Foto: REUTERS/Francois Lenoir

Er nimmt sich den besten Advokaten weit und breit und wird einen Prozess führen, dass die Funken spritzen: "Gegen diese Veröffentlichung werden bis zum Ende die Rechtsmittel ausgeschöpft", steht in der Mitteilung des Ministeriums. Ahmet Davutoglu tobt. "Sözcü" (Sprecher), ein kemalistisches Blatt, das täglich gegen die Regierung boxt, hat diese Woche behauptet, Mehmet Davutoglu, 16-jähriger Sohn des Außenministers, würde ein Schulstipendium für Bedürftige erhalten. Schlagzeile: BIS ZUM HEUTIGEN TAG UNERHÖRT, NIE GESEHEN. ARMENHILFE FÜR MINISTERSOHN.

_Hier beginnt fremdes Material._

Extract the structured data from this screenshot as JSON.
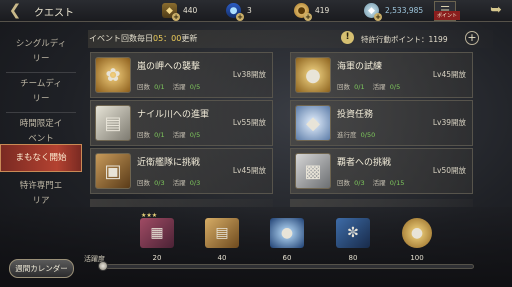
{
  "header": {
    "title": "クエスト",
    "back_icon": "back-arrow-icon",
    "resources": [
      {
        "icon": "quest-point-icon",
        "value": "440"
      },
      {
        "icon": "potion-icon",
        "value": "3"
      },
      {
        "icon": "gold-coin-icon",
        "value": "419"
      },
      {
        "icon": "gem-icon",
        "value": "2,533,985"
      }
    ],
    "point_tab": "ポイント",
    "close_icon": "close-arrow-icon"
  },
  "sidebar": {
    "items": [
      {
        "label": "シングルディ\nリー"
      },
      {
        "label": "チームディ\nリー"
      },
      {
        "label": "時間限定イ\nベント"
      },
      {
        "label": "まもなく開始",
        "active": true
      },
      {
        "label": "特许専門エ\nリア"
      }
    ]
  },
  "banner": {
    "prefix": "イベント回数毎日",
    "time": "05：00",
    "suffix": "更新",
    "special_points": "特許行動ポイント：1199"
  },
  "labels": {
    "count": "回数",
    "activity": "活躍",
    "progress": "進行度"
  },
  "quests": [
    {
      "name": "嵐の岬への襲撃",
      "unlock": "Lv38開放",
      "count": "0/1",
      "activity": "0/5",
      "thumb": "gold-ore-icon"
    },
    {
      "name": "海軍の試練",
      "unlock": "Lv45開放",
      "count": "0/1",
      "activity": "0/5",
      "thumb": "coin-icon"
    },
    {
      "name": "ナイル川への進軍",
      "unlock": "Lv55開放",
      "count": "0/1",
      "activity": "0/5",
      "thumb": "silver-ore-icon"
    },
    {
      "name": "投資任務",
      "unlock": "Lv39開放",
      "progress": "0/50",
      "thumb": "diamond-icon"
    },
    {
      "name": "近衛艦隊に挑戦",
      "unlock": "Lv45開放",
      "count": "0/3",
      "activity": "0/3",
      "thumb": "chest-icon"
    },
    {
      "name": "覇者への挑戦",
      "unlock": "Lv50開放",
      "count": "0/3",
      "activity": "0/15",
      "thumb": "silver-bar-icon"
    }
  ],
  "next_row": [
    "",
    ""
  ],
  "activity": {
    "label": "活躍度",
    "progress": 0.0,
    "rewards": [
      {
        "icon": "book-icon",
        "value": "20"
      },
      {
        "icon": "scroll-icon",
        "value": "40"
      },
      {
        "icon": "orb-icon",
        "value": "60"
      },
      {
        "icon": "feather-icon",
        "value": "80"
      },
      {
        "icon": "coin-icon",
        "value": "100"
      }
    ]
  },
  "calendar_button": "週間カレンダー",
  "colors": {
    "accent_red": "#b44231",
    "timer_yellow": "#f0cf5a",
    "value_green": "#7ec85c"
  }
}
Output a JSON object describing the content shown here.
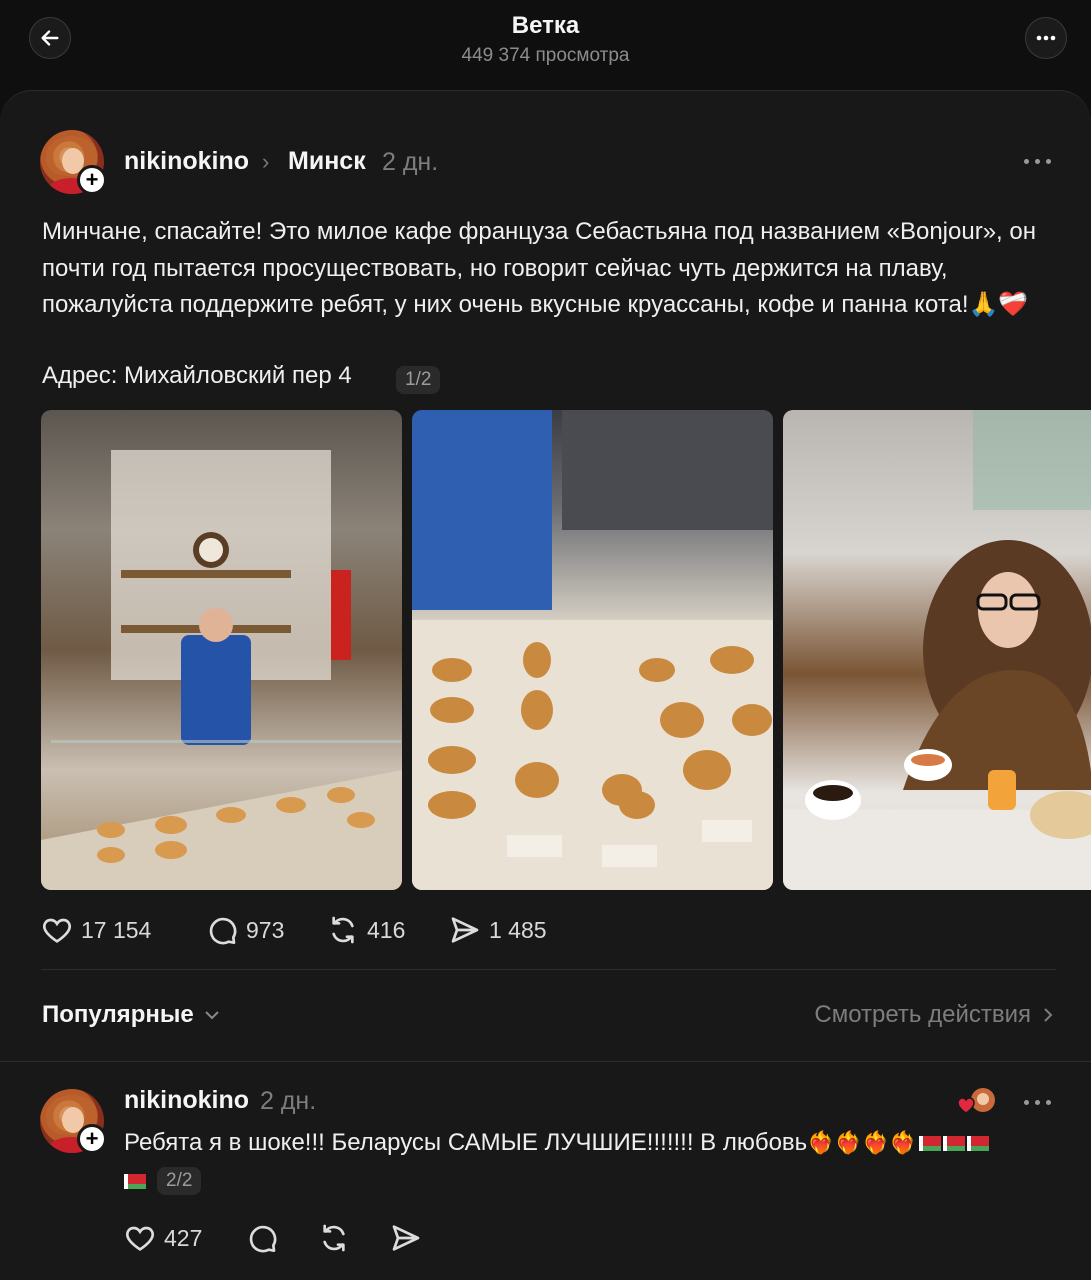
{
  "header": {
    "title": "Ветка",
    "subtitle": "449 374 просмотра"
  },
  "post": {
    "author": "nikinokino",
    "topic": "Минск",
    "time": "2 дн.",
    "text": "Минчане, спасайте! Это милое кафе француза Себастьяна под названием «Bonjour», он почти год пытается просуществовать, но говорит сейчас чуть держится на плаву, пожалуйста поддержите ребят, у них очень вкусные круассаны, кофе и панна кота!🙏❤️‍🩹",
    "address": "Адрес: Михайловский пер 4",
    "counter": "1/2",
    "stats": {
      "likes": "17 154",
      "comments": "973",
      "reposts": "416",
      "shares": "1 485"
    }
  },
  "sort": {
    "label": "Популярные",
    "view_actions": "Смотреть действия"
  },
  "reply": {
    "author": "nikinokino",
    "time": "2 дн.",
    "text": "Ребята я в шоке!!! Беларусы САМЫЕ ЛУЧШИЕ!!!!!!! В любовь",
    "counter": "2/2",
    "stats": {
      "likes": "427"
    }
  }
}
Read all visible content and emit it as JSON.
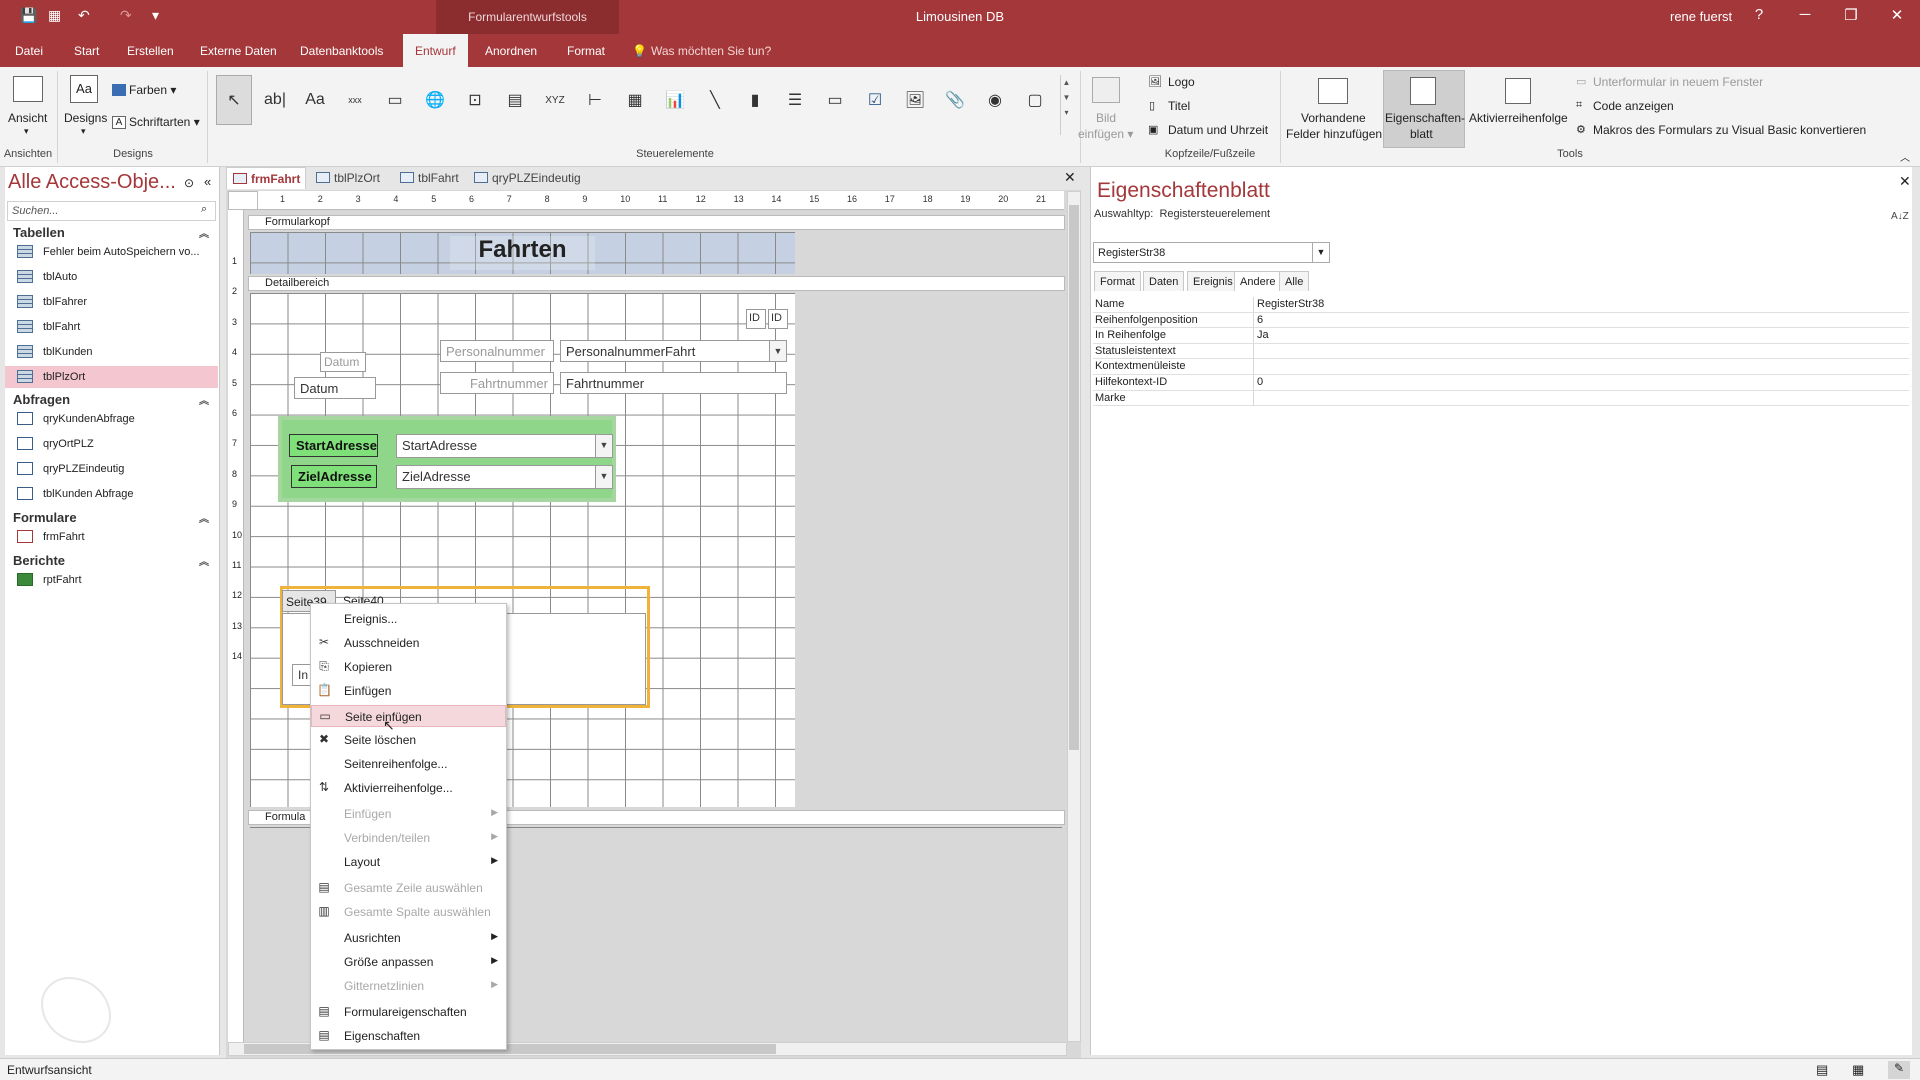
{
  "window": {
    "context_tools": "Formularentwurfstools",
    "app_title": "Limousinen DB",
    "user": "rene fuerst",
    "help": "?",
    "minimize": "─",
    "restore": "❐",
    "close": "✕"
  },
  "qat": {
    "save": "💾",
    "undo": "↶",
    "redo": "↷",
    "customize": "▾"
  },
  "menu": {
    "items": [
      "Datei",
      "Start",
      "Erstellen",
      "Externe Daten",
      "Datenbanktools",
      "Entwurf",
      "Anordnen",
      "Format"
    ],
    "tell_me": "Was möchten Sie tun?"
  },
  "ribbon": {
    "ansicht": "Ansicht",
    "designs": "Designs",
    "farben": "Farben",
    "schriftarten": "Schriftarten",
    "bild_einfuegen_1": "Bild",
    "bild_einfuegen_2": "einfügen",
    "logo": "Logo",
    "titel": "Titel",
    "datum_uhrzeit": "Datum und Uhrzeit",
    "vorhandene_1": "Vorhandene",
    "vorhandene_2": "Felder hinzufügen",
    "eigenschaften_1": "Eigenschaften-",
    "eigenschaften_2": "blatt",
    "aktivierreihenfolge": "Aktivierreihenfolge",
    "unterformular": "Unterformular in neuem Fenster",
    "code_anzeigen": "Code anzeigen",
    "makros": "Makros des Formulars zu Visual Basic konvertieren",
    "groups": {
      "ansichten": "Ansichten",
      "designs": "Designs",
      "steuerelemente": "Steuerelemente",
      "kopfzeile": "Kopfzeile/Fußzeile",
      "tools": "Tools"
    },
    "controls": [
      "↖",
      "ab|",
      "Aa",
      "xxx",
      "▭",
      "🌐",
      "⊡",
      "▤",
      "XYZ",
      "⊢",
      "▦",
      "📊",
      "╲",
      "▮",
      "☰",
      "▭",
      "☑",
      "🖼",
      "📎",
      "◉",
      "▢"
    ]
  },
  "nav": {
    "title": "Alle Access-Obje...",
    "search_placeholder": "Suchen...",
    "sections": [
      {
        "name": "Tabellen",
        "items": [
          "Fehler beim AutoSpeichern vo...",
          "tblAuto",
          "tblFahrer",
          "tblFahrt",
          "tblKunden",
          "tblPlzOrt"
        ]
      },
      {
        "name": "Abfragen",
        "items": [
          "qryKundenAbfrage",
          "qryOrtPLZ",
          "qryPLZEindeutig",
          "tblKunden Abfrage"
        ]
      },
      {
        "name": "Formulare",
        "items": [
          "frmFahrt"
        ]
      },
      {
        "name": "Berichte",
        "items": [
          "rptFahrt"
        ]
      }
    ]
  },
  "doctabs": [
    "frmFahrt",
    "tblPlzOrt",
    "tblFahrt",
    "qryPLZEindeutig"
  ],
  "form": {
    "formularkopf": "Formularkopf",
    "title": "Fahrten",
    "detailbereich": "Detailbereich",
    "formularfuss": "Formula",
    "id_label": "ID",
    "id_field": "ID",
    "datum_label": "Datum",
    "datum_field": "Datum",
    "personal_label": "Personalnummer",
    "personal_field": "PersonalnummerFahrt",
    "fahrt_label": "Fahrtnummer",
    "fahrt_field": "Fahrtnummer",
    "start_label": "StartAdresse",
    "start_field": "StartAdresse",
    "ziel_label": "ZielAdresse",
    "ziel_field": "ZielAdresse",
    "tab_page1": "Seite39",
    "tab_page2": "Seite40",
    "tab_inner": "In",
    "ruler_numbers": [
      "1",
      "2",
      "3",
      "4",
      "5",
      "6",
      "7",
      "8",
      "9",
      "10",
      "11",
      "12",
      "13",
      "14",
      "15",
      "16",
      "17",
      "18",
      "19",
      "20",
      "21"
    ]
  },
  "context_menu": [
    {
      "label": "Ereignis...",
      "disabled": false,
      "icon": ""
    },
    {
      "label": "Ausschneiden",
      "disabled": false,
      "icon": "✂"
    },
    {
      "label": "Kopieren",
      "disabled": false,
      "icon": "⎘"
    },
    {
      "label": "Einfügen",
      "disabled": false,
      "icon": "📋"
    },
    {
      "label": "Seite einfügen",
      "disabled": false,
      "icon": "▭",
      "highlight": true
    },
    {
      "label": "Seite löschen",
      "disabled": false,
      "icon": "✖"
    },
    {
      "label": "Seitenreihenfolge...",
      "disabled": false,
      "icon": ""
    },
    {
      "label": "Aktivierreihenfolge...",
      "disabled": false,
      "icon": "⇅"
    },
    {
      "label": "Einfügen",
      "disabled": true,
      "icon": "",
      "submenu": true
    },
    {
      "label": "Verbinden/teilen",
      "disabled": true,
      "icon": "",
      "submenu": true
    },
    {
      "label": "Layout",
      "disabled": false,
      "icon": "",
      "submenu": true
    },
    {
      "label": "Gesamte Zeile auswählen",
      "disabled": true,
      "icon": "▤"
    },
    {
      "label": "Gesamte Spalte auswählen",
      "disabled": true,
      "icon": "▥"
    },
    {
      "label": "Ausrichten",
      "disabled": false,
      "icon": "",
      "submenu": true
    },
    {
      "label": "Größe anpassen",
      "disabled": false,
      "icon": "",
      "submenu": true
    },
    {
      "label": "Gitternetzlinien",
      "disabled": true,
      "icon": "",
      "submenu": true
    },
    {
      "label": "Formulareigenschaften",
      "disabled": false,
      "icon": "▤"
    },
    {
      "label": "Eigenschaften",
      "disabled": false,
      "icon": "▤"
    }
  ],
  "props": {
    "title": "Eigenschaftenblatt",
    "auswahltyp_label": "Auswahltyp:",
    "auswahltyp": "Registersteuerelement",
    "selected": "RegisterStr38",
    "tabs": [
      "Format",
      "Daten",
      "Ereignis",
      "Andere",
      "Alle"
    ],
    "active_tab": "Andere",
    "rows": [
      {
        "k": "Name",
        "v": "RegisterStr38"
      },
      {
        "k": "Reihenfolgenposition",
        "v": "6"
      },
      {
        "k": "In Reihenfolge",
        "v": "Ja"
      },
      {
        "k": "Statusleistentext",
        "v": ""
      },
      {
        "k": "Kontextmenüleiste",
        "v": ""
      },
      {
        "k": "Hilfekontext-ID",
        "v": "0"
      },
      {
        "k": "Marke",
        "v": ""
      }
    ],
    "sort_icon": "A↓Z"
  },
  "status": {
    "text": "Entwurfsansicht"
  }
}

Das war dann so wohl nicht ganz richtig, und man wird noch sehen, was von Başak Kaya, der "Sözcü"-Journalistin, welche die Neuigkeit vom armen Davutoglu-Sohn in die Welt gesetzt hat, nach Ausschöpfung aller Rechtsmittel übrig bleibt. Ein Faksimilie hat sie ja zumindest in der Zeitung präsentiert, das die Liste der Stipendienempfänger einer Eliteschule in Ankara für das kommende Schuljahr darstellen soll: Fünf Namen, der letzte ist Mehmet Davutoglu.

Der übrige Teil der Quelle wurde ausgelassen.